I too am angered by the conduct of perpetrators in this highly publicised case. Actions like theirs should never go unpunished.
However, the question at hand, is whether mandatory gaol sentences will make paramedics safer?
It is clear from evidence around the world, that mandatory sentences do not have a deterrent effect on crime. In fact, evidence suggests that imprisonment actually increases an individual’s prospects of reoffending.
The danger of mandatory sentencing is that it fetters judicial discretion and has led to demonstrable injustices in other jurisdictions around the world. Most often, with the young, intellectually disabled or mentally ill adversely affected.
Currently in Victoria, when sentencing an offender a court must balance punishment, deterrence, denunciation, rehabilitation and community protection. Offenders are being punished.
What may not always be understood in reading a media report of a court case, is how much pre-sentence detention has been served prior hearing, or just how long and punitive a Community Corrections Orders can be.

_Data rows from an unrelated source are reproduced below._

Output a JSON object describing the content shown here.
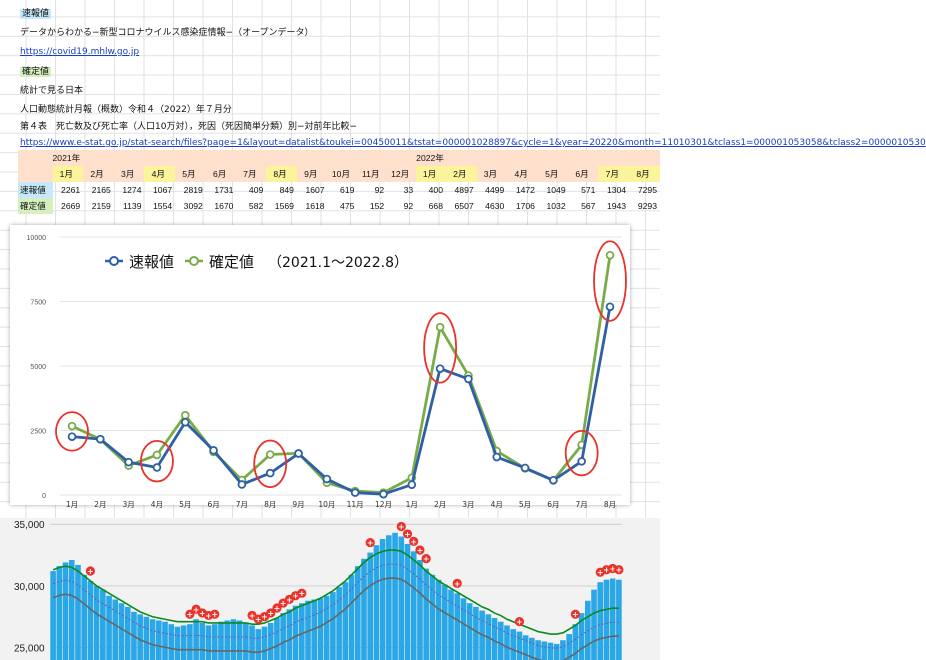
{
  "sheet": {
    "label_sokuho": "速報値",
    "title1": "データからわかる−新型コロナウイルス感染症情報−（オープンデータ）",
    "link1": "https://covid19.mhlw.go.jp",
    "label_kakutei": "確定値",
    "title2": "統計で見る日本",
    "title3": "人口動態統計月報（概数）令和４（2022）年７月分",
    "title4": "第４表　死亡数及び死亡率（人口10万対），死因（死因簡単分類）別−対前年比較−",
    "link2": "https://www.e-stat.go.jp/stat-search/files?page=1&layout=datalist&toukei=00450011&tstat=000001028897&cycle=1&year=20220&month=11010301&tclass1=000001053058&tclass2=0000010530"
  },
  "table": {
    "year1": "2021年",
    "year2": "2022年",
    "months": [
      "1月",
      "2月",
      "3月",
      "4月",
      "5月",
      "6月",
      "7月",
      "8月",
      "9月",
      "10月",
      "11月",
      "12月",
      "1月",
      "2月",
      "3月",
      "4月",
      "5月",
      "6月",
      "7月",
      "8月"
    ],
    "highlight_months": [
      0,
      3,
      7,
      12,
      13,
      18,
      19
    ],
    "row1_label": "速報値",
    "row2_label": "確定値"
  },
  "chart_data": [
    {
      "type": "line",
      "categories": [
        "1月",
        "2月",
        "3月",
        "4月",
        "5月",
        "6月",
        "7月",
        "8月",
        "9月",
        "10月",
        "11月",
        "12月",
        "1月",
        "2月",
        "3月",
        "4月",
        "5月",
        "6月",
        "7月",
        "8月"
      ],
      "series": [
        {
          "name": "速報値",
          "color": "#2f5fa5",
          "values": [
            2261,
            2165,
            1274,
            1067,
            2819,
            1731,
            409,
            849,
            1607,
            619,
            92,
            33,
            400,
            4897,
            4499,
            1472,
            1049,
            571,
            1304,
            7295
          ]
        },
        {
          "name": "確定値",
          "color": "#7aab4a",
          "values": [
            2669,
            2159,
            1139,
            1554,
            3092,
            1670,
            582,
            1569,
            1618,
            475,
            152,
            92,
            668,
            6507,
            4630,
            1706,
            1032,
            567,
            1943,
            9293
          ]
        }
      ],
      "title": "（2021.1～2022.8）",
      "yticks": [
        0,
        2500,
        5000,
        7500,
        10000
      ],
      "ylim": [
        0,
        10000
      ],
      "grid": true,
      "legend": "top-left",
      "highlight_circles": [
        0,
        3,
        7,
        13,
        18,
        19
      ]
    },
    {
      "type": "bar",
      "yticks_labels": [
        "35,000",
        "30,000",
        "25,000"
      ],
      "ylim": [
        24000,
        35500
      ],
      "values": [
        31200,
        31600,
        31900,
        32100,
        31700,
        30900,
        30400,
        30000,
        29700,
        29200,
        28900,
        28600,
        28300,
        27900,
        27700,
        27500,
        27300,
        27200,
        27100,
        26900,
        26700,
        26800,
        26900,
        27300,
        27000,
        26800,
        26900,
        27100,
        27200,
        27300,
        27200,
        27000,
        26800,
        26500,
        26700,
        27000,
        27400,
        27800,
        28100,
        28400,
        28600,
        28800,
        28900,
        29000,
        29200,
        29500,
        29900,
        30300,
        30900,
        31600,
        32200,
        32700,
        33300,
        33800,
        34100,
        34300,
        34000,
        33400,
        32800,
        32100,
        31400,
        30900,
        30500,
        30100,
        29700,
        29400,
        29000,
        28600,
        28300,
        28000,
        27700,
        27400,
        27100,
        26800,
        26500,
        26300,
        26000,
        25800,
        25600,
        25500,
        25400,
        25300,
        25600,
        26100,
        26900,
        27800,
        28800,
        29700,
        30300,
        30500,
        30600,
        30500
      ],
      "line_green": [
        31300,
        31500,
        31600,
        31500,
        31200,
        30800,
        30400,
        30000,
        29700,
        29400,
        29100,
        28800,
        28500,
        28200,
        27900,
        27700,
        27500,
        27400,
        27300,
        27200,
        27100,
        27100,
        27100,
        27100,
        27100,
        27000,
        27000,
        27000,
        27000,
        27000,
        27000,
        27000,
        26900,
        26900,
        27000,
        27200,
        27400,
        27700,
        27900,
        28200,
        28400,
        28600,
        28800,
        29000,
        29300,
        29600,
        30000,
        30400,
        30900,
        31400,
        31900,
        32300,
        32600,
        32800,
        32900,
        32900,
        32800,
        32500,
        32100,
        31700,
        31200,
        30800,
        30400,
        30100,
        29800,
        29500,
        29200,
        28900,
        28600,
        28300,
        28100,
        27800,
        27600,
        27300,
        27100,
        26900,
        26700,
        26500,
        26300,
        26200,
        26100,
        26100,
        26200,
        26500,
        26800,
        27200,
        27500,
        27800,
        28000,
        28100,
        28200,
        28200
      ],
      "plus_markers": [
        6,
        22,
        23,
        24,
        25,
        26,
        32,
        33,
        34,
        35,
        36,
        37,
        38,
        39,
        40,
        51,
        56,
        57,
        58,
        59,
        60,
        65,
        75,
        84,
        88,
        89,
        90,
        91
      ]
    }
  ]
}
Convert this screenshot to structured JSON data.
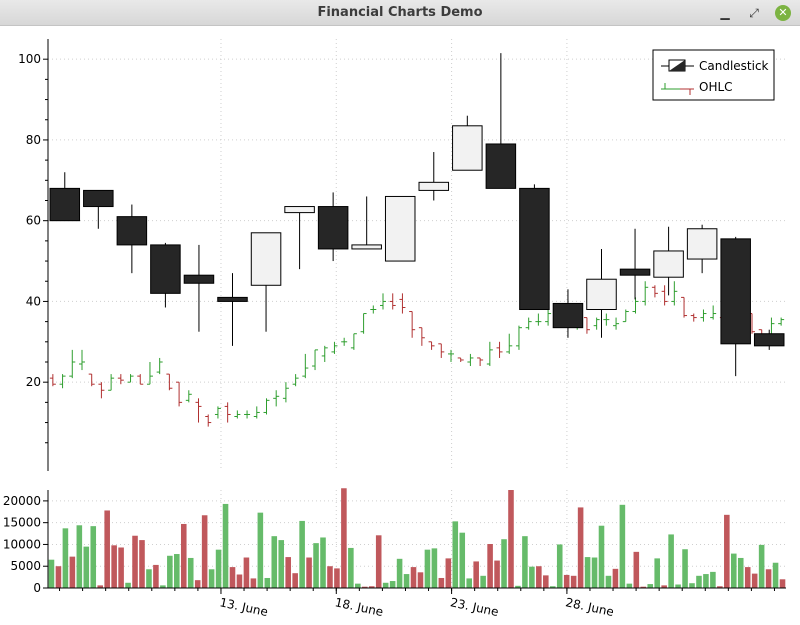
{
  "window": {
    "title": "Financial Charts Demo",
    "min_glyph": "▁",
    "max_glyph": "⤢",
    "close_glyph": "✕"
  },
  "colors": {
    "up": "#2e9e2e",
    "down": "#b03030",
    "vol_up": "#66bb6a",
    "vol_down": "#c0585c",
    "candle_dark": "#262626",
    "candle_light": "#f2f2f2",
    "grid": "#cfcfcf"
  },
  "chart_data": {
    "type": "candlestick+ohlc+bar",
    "legend": [
      "Candlestick",
      "OHLC"
    ],
    "legend_placement": "top-right",
    "price_axis": {
      "ticks": [
        20,
        40,
        60,
        80,
        100
      ],
      "range": [
        -2,
        105
      ]
    },
    "volume_axis": {
      "ticks": [
        0,
        5000,
        10000,
        15000,
        20000
      ],
      "range": [
        0,
        22500
      ]
    },
    "x_range": [
      0,
      32
    ],
    "date_ticks": [
      {
        "label": "13. June",
        "x": 7.5
      },
      {
        "label": "18. June",
        "x": 12.5
      },
      {
        "label": "23. June",
        "x": 17.5
      },
      {
        "label": "28. June",
        "x": 22.5
      }
    ],
    "candles": [
      [
        68,
        60,
        72,
        60
      ],
      [
        67.5,
        63.5,
        67.5,
        58
      ],
      [
        61,
        54,
        64,
        47
      ],
      [
        54,
        42,
        54.5,
        38.5
      ],
      [
        46.5,
        44.5,
        54,
        32.5
      ],
      [
        41,
        40,
        47,
        29
      ],
      [
        44,
        57,
        57,
        32.5
      ],
      [
        62,
        63.5,
        63.5,
        48
      ],
      [
        63.5,
        53,
        67,
        50
      ],
      [
        53,
        54,
        66,
        53
      ],
      [
        50,
        66,
        66,
        50
      ],
      [
        67.5,
        69.5,
        77,
        65
      ],
      [
        72.5,
        83.5,
        86,
        72.5
      ],
      [
        79,
        68,
        101.5,
        68
      ],
      [
        68,
        38,
        69,
        38
      ],
      [
        39.5,
        33.5,
        43,
        31
      ],
      [
        38,
        45.5,
        53,
        31
      ],
      [
        48,
        46.5,
        58,
        40.5
      ],
      [
        46,
        52.5,
        58.5,
        41.5
      ],
      [
        50.5,
        58,
        59,
        47
      ],
      [
        55.5,
        29.5,
        56,
        21.5
      ],
      [
        32,
        29,
        33,
        28
      ]
    ],
    "ohlc": [
      [
        21,
        19.5,
        22,
        19
      ],
      [
        19.5,
        21.5,
        22,
        18.5
      ],
      [
        21.5,
        25,
        28,
        21
      ],
      [
        24.5,
        25,
        28,
        23
      ],
      [
        22,
        19.5,
        22,
        19
      ],
      [
        19.5,
        18,
        20,
        16
      ],
      [
        18,
        21,
        22,
        18
      ],
      [
        21,
        20.5,
        22,
        19.5
      ],
      [
        20,
        21.5,
        22,
        20
      ],
      [
        21.5,
        19.5,
        22,
        19.5
      ],
      [
        19.5,
        21.5,
        25,
        19.5
      ],
      [
        22.5,
        25,
        26,
        22
      ],
      [
        22,
        18.5,
        22,
        18
      ],
      [
        20,
        15,
        20,
        14
      ],
      [
        15.5,
        17,
        18,
        15
      ],
      [
        15,
        14,
        16,
        10
      ],
      [
        11.5,
        10,
        12,
        9
      ],
      [
        12,
        13.5,
        14,
        11
      ],
      [
        14,
        12,
        15,
        10
      ],
      [
        11.5,
        12,
        13,
        11
      ],
      [
        12,
        12,
        13,
        11
      ],
      [
        11.5,
        12.5,
        14,
        11
      ],
      [
        12.5,
        15.5,
        16,
        12
      ],
      [
        16,
        16.5,
        18,
        14
      ],
      [
        16,
        18.5,
        20,
        15
      ],
      [
        19.5,
        21,
        22,
        19
      ],
      [
        21.5,
        23.5,
        27,
        21
      ],
      [
        24,
        28,
        28,
        23
      ],
      [
        26.5,
        28.5,
        29,
        25
      ],
      [
        27.5,
        29,
        30,
        27
      ],
      [
        30,
        30,
        31,
        29
      ],
      [
        28.5,
        32,
        32,
        28
      ],
      [
        32.5,
        37,
        37,
        32
      ],
      [
        38,
        38,
        39,
        37
      ],
      [
        39,
        40,
        42,
        38
      ],
      [
        40,
        39,
        42,
        38
      ],
      [
        40.5,
        38.5,
        42,
        37
      ],
      [
        37.5,
        33,
        37.5,
        31
      ],
      [
        33.5,
        31,
        33.5,
        29
      ],
      [
        30,
        29,
        30,
        28
      ],
      [
        29.5,
        27.5,
        29.5,
        26
      ],
      [
        27,
        27,
        28,
        25
      ],
      [
        26,
        25.5,
        26,
        25
      ],
      [
        25,
        26,
        27,
        24
      ],
      [
        26,
        25.5,
        26,
        24
      ],
      [
        24.5,
        28,
        30,
        24
      ],
      [
        28.5,
        27.5,
        30,
        26
      ],
      [
        27.5,
        29,
        32,
        27
      ],
      [
        29,
        33.5,
        34,
        28
      ],
      [
        33.5,
        35,
        36,
        33
      ],
      [
        35,
        35,
        37,
        34
      ],
      [
        35,
        37,
        40,
        34
      ],
      [
        35.5,
        37.5,
        38,
        35
      ],
      [
        36,
        35,
        37,
        34
      ],
      [
        34,
        36,
        37,
        33
      ],
      [
        36,
        33,
        36,
        32
      ],
      [
        34,
        35.5,
        36,
        33
      ],
      [
        35.5,
        35.5,
        37,
        34
      ],
      [
        34,
        34.5,
        36,
        33
      ],
      [
        35,
        37.5,
        38,
        35
      ],
      [
        37.5,
        40,
        41,
        37
      ],
      [
        40,
        43.5,
        45,
        39
      ],
      [
        43.5,
        42,
        44,
        41
      ],
      [
        42.5,
        40,
        44,
        39
      ],
      [
        40,
        42.5,
        45,
        39
      ],
      [
        41,
        36.5,
        41,
        36
      ],
      [
        36.5,
        36,
        37,
        35
      ],
      [
        36,
        37,
        38,
        35
      ],
      [
        36,
        37,
        39,
        35.5
      ],
      [
        36,
        35,
        36,
        33
      ],
      [
        35,
        38.5,
        39,
        34
      ],
      [
        38,
        37.5,
        38,
        36
      ],
      [
        37,
        32.5,
        37,
        32
      ],
      [
        33,
        31,
        33,
        30
      ],
      [
        31,
        34.5,
        36,
        31
      ],
      [
        34.5,
        35.5,
        36,
        34
      ]
    ],
    "volume": [
      [
        6500,
        1
      ],
      [
        5000,
        0
      ],
      [
        13700,
        1
      ],
      [
        7200,
        0
      ],
      [
        14400,
        1
      ],
      [
        9500,
        1
      ],
      [
        14200,
        1
      ],
      [
        600,
        0
      ],
      [
        17800,
        0
      ],
      [
        9800,
        0
      ],
      [
        9300,
        0
      ],
      [
        1200,
        1
      ],
      [
        12000,
        0
      ],
      [
        11000,
        0
      ],
      [
        4300,
        1
      ],
      [
        5300,
        0
      ],
      [
        600,
        1
      ],
      [
        7400,
        1
      ],
      [
        7800,
        1
      ],
      [
        14700,
        0
      ],
      [
        6900,
        1
      ],
      [
        1800,
        0
      ],
      [
        16700,
        0
      ],
      [
        4300,
        1
      ],
      [
        8800,
        1
      ],
      [
        19300,
        1
      ],
      [
        4800,
        0
      ],
      [
        3100,
        0
      ],
      [
        7000,
        0
      ],
      [
        2200,
        0
      ],
      [
        17300,
        1
      ],
      [
        2300,
        1
      ],
      [
        11900,
        1
      ],
      [
        11000,
        1
      ],
      [
        7100,
        0
      ],
      [
        3400,
        0
      ],
      [
        15400,
        1
      ],
      [
        7000,
        0
      ],
      [
        10300,
        1
      ],
      [
        11600,
        1
      ],
      [
        5000,
        0
      ],
      [
        4500,
        0
      ],
      [
        22900,
        0
      ],
      [
        9200,
        1
      ],
      [
        1000,
        1
      ],
      [
        300,
        0
      ],
      [
        400,
        0
      ],
      [
        12100,
        0
      ],
      [
        1200,
        1
      ],
      [
        1600,
        1
      ],
      [
        6700,
        1
      ],
      [
        3200,
        1
      ],
      [
        4800,
        0
      ],
      [
        3600,
        0
      ],
      [
        8800,
        1
      ],
      [
        9100,
        1
      ],
      [
        2300,
        0
      ],
      [
        6800,
        0
      ],
      [
        15300,
        1
      ],
      [
        12700,
        1
      ],
      [
        2200,
        1
      ],
      [
        6100,
        0
      ],
      [
        2800,
        1
      ],
      [
        10100,
        0
      ],
      [
        6300,
        0
      ],
      [
        11200,
        1
      ],
      [
        22500,
        0
      ],
      [
        500,
        1
      ],
      [
        11900,
        1
      ],
      [
        4900,
        1
      ],
      [
        5000,
        0
      ],
      [
        2900,
        0
      ],
      [
        400,
        1
      ],
      [
        10000,
        1
      ],
      [
        3000,
        0
      ],
      [
        2800,
        0
      ],
      [
        18500,
        0
      ],
      [
        7100,
        1
      ],
      [
        7000,
        1
      ],
      [
        14300,
        1
      ],
      [
        2800,
        1
      ],
      [
        4400,
        0
      ],
      [
        19100,
        1
      ],
      [
        1000,
        1
      ],
      [
        8300,
        0
      ],
      [
        300,
        0
      ],
      [
        900,
        1
      ],
      [
        6800,
        1
      ],
      [
        600,
        0
      ],
      [
        12300,
        1
      ],
      [
        800,
        1
      ],
      [
        8900,
        1
      ],
      [
        1100,
        1
      ],
      [
        2800,
        1
      ],
      [
        3200,
        1
      ],
      [
        3700,
        1
      ],
      [
        400,
        0
      ],
      [
        16800,
        0
      ],
      [
        7900,
        1
      ],
      [
        6900,
        1
      ],
      [
        4800,
        0
      ],
      [
        3300,
        0
      ],
      [
        9900,
        1
      ],
      [
        4300,
        0
      ],
      [
        5800,
        1
      ],
      [
        2000,
        0
      ]
    ]
  }
}
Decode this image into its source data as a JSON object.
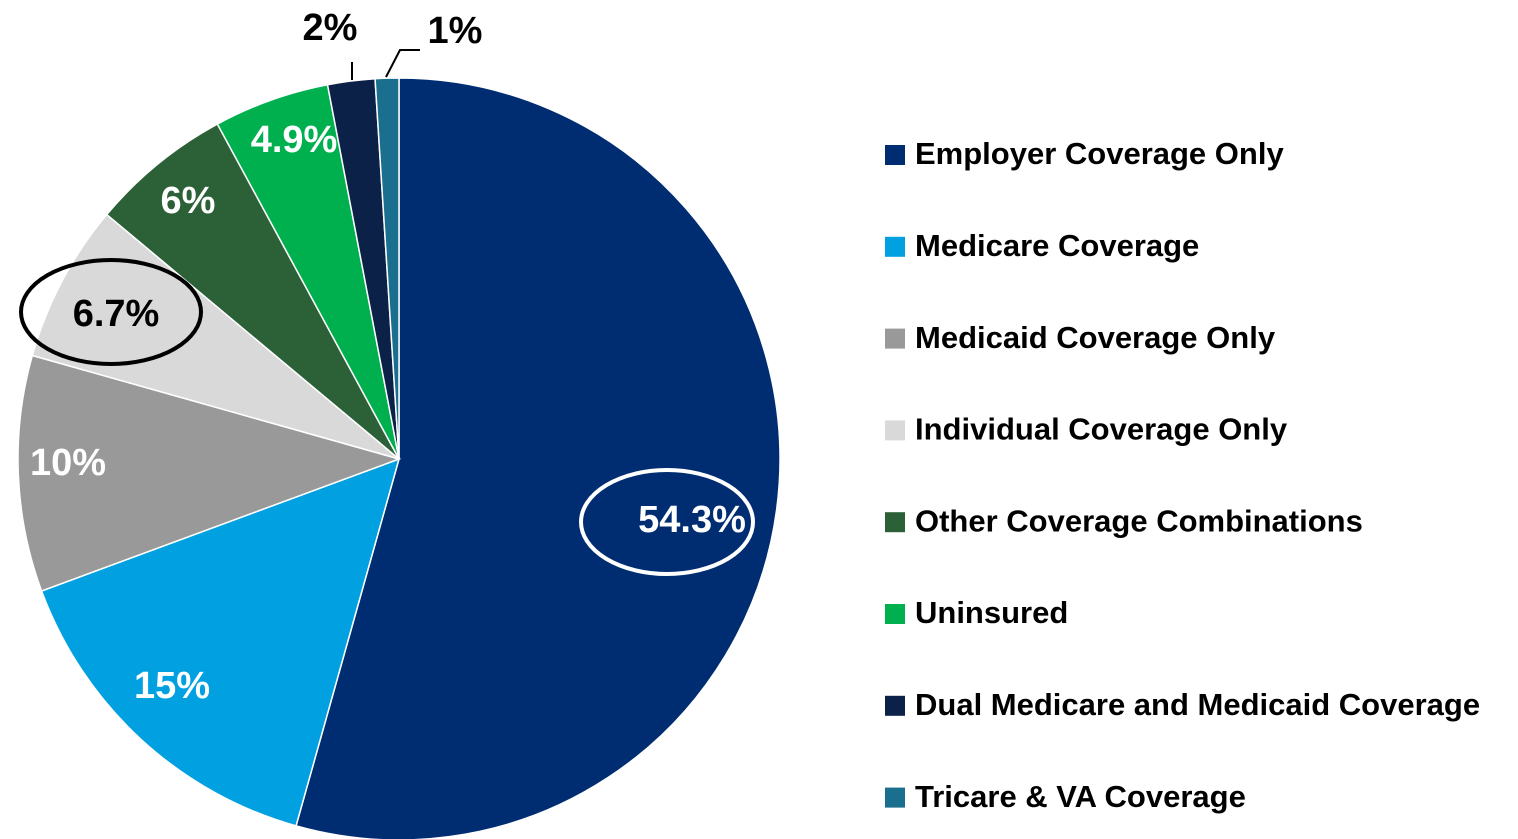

Whether a sentence is adequate or not, can only be assessed in the full facts of the case. Which is why the judiciary, are best placed to make those complex sentencing decisions. Second-guessing those complex decisions, based on snippets of media reporting, is dangerous.
We should also remember that on the occasions where courts do get sentences wrong or fall into error, we have a safety net in place – the prosecution has the right to appeal to a higher jurisdiction.
It is important to note that the community is best protected when a person is rehabilitated and the factors that underpinned their offending behaviour are addressed.
In places like The Netherlands, they now imprison half the people per head of population that we do in Victoria – not because they are ‘soft on crime’ but because their reoffending rates are much lower as a result of their comprehensive rehabilitation programs. This leads to less repeat offending, which means less offending overall and a much safer society.